Be considerate. Really, this is the most important holiday/life tip for ANYONE. But just keeping other people's feelings and needs in mind will go a long way. Hosts: You don't have to learn new ways of cooking or anything, but just make sure a few dishes have no meat. Guests: Don't make a fuss or recoil in horror from the turkey or anything. I count it as a success when no one has really noticed what I was or wasn't eating.
Remember that it's just one meal. Hosts: Don't go crazy trying to provide a giant balanced meal. Just make sure that there are a few things your vegetarian can eat. If you have mashed potatoes and/or bread and don't put meat in all your vegetable sides, you're probably there already. And guests: You will live without a protein or whatever. It's one meal. You can eat salad or veggie sides and bread and dessert and you'll probably be fine for a few hours until you can go home and eat whatever you want. (Obviously, if you're hosting a vegetarian houseguest for a few days, it's worth having a bigger conversation!)
Okay, let's talk about communication for a moment. A few related tips:
- Hosts: If you're planning to thoughtfully make something for the vegetarian(s) that you don't think others will eat, check with them first as to whether they want that particular thing. For example: I don't much care for eggplant. I'd rather eat salad and bread for a meal than make myself choke down an eggplant dish to be polite while feeling guilty that someone went to the trouble to make it for me.
- Vegetarians: If you want something specific, offer to make and bring it.
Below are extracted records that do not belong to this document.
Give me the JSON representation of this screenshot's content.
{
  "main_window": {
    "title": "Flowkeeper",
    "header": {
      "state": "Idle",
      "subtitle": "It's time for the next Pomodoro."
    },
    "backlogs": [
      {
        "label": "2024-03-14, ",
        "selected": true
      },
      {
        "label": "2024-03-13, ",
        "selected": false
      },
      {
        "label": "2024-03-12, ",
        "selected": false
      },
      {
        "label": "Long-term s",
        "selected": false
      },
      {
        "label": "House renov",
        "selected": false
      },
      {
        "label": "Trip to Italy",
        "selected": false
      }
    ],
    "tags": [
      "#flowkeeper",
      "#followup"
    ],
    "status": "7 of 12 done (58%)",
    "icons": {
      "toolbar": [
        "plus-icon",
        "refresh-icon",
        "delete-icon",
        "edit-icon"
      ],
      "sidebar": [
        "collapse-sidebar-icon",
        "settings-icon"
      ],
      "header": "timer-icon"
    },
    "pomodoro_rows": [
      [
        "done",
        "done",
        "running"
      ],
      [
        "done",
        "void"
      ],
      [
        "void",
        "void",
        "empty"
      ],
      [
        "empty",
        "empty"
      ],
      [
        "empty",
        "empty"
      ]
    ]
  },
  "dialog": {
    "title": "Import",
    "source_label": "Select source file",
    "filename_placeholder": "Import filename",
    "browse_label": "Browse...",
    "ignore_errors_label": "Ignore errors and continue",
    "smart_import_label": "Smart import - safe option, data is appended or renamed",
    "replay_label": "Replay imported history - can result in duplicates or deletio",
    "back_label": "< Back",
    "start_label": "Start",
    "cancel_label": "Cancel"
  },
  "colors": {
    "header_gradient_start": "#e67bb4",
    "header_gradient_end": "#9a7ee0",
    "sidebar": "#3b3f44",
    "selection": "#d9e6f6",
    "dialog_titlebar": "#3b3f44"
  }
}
Vegetarian stuffing and gravy is a good example here.
- Remember that there are various levels of vegetarianism, and ask if you're not sure what someone will eat. For example: My vegetarianism ends at marshmallows.
- Vegetarians: It's okay to ask what's in things if you need to, but try not to be annoying about it or bother the host when they're trying to do a million things. At holiday events, I usually have my mom try things for me if possible and let me know if they seem safe, and only ask if I really need to, and try to let it go rather than grill people about whether there might be a little chicken stock in something. (In restaurants, I ask all the time because I'm paying them to feed me.)
- Hosts: Try to see such inquiries as a simple request for information rather than a complaint or value judgment.
- Everyone: If you're bringing a dish to a potluck or anywhere where you don't know some of the people you're eating with, consider just labeling it with the ingredients so no one has to hunt down who made what to ask. Vegetarians, people with food allergies, and picky eaters will all thank you.
- DON'T LIE. Seriously. Lying to someone about what is in their food is a bad idea for all sorts of reasons.
Don't take it too personally. Hosts: Vegetarians are not declining to eat meat in order to offend you. Guests: People are not serving meat in order to offend you, and MOST of the time when people don't provide anything you can eat it's an error of thoughtlessness or ignorance rather than deliberate exclusion. Everyone: What other people eat isn't about you. Try not to take it as a personal attack.
Don't proselytize or harangue or tease, either of you. Vegetarians: No one enjoying their Thanksgiving dinner wants to be told your reasons for not eating meat (unless they ask, I guess). And seriously, don't try to shame people. You're ruining it for the rest of us. Meat eaters: No vegetarian has ever been convinced to eat meat by being teased or yelled at in front of a group of people. I promise. If you must, treat it like any other slightly weird personality trait that does not actually affect you in the slightest.
And remember: It doesn't have to be about the food. At least in theory, holidays are about spending time with people you love! If you keep that in mind, it's easier not to get stressed out about what anyone's eating or not eating. Have fun!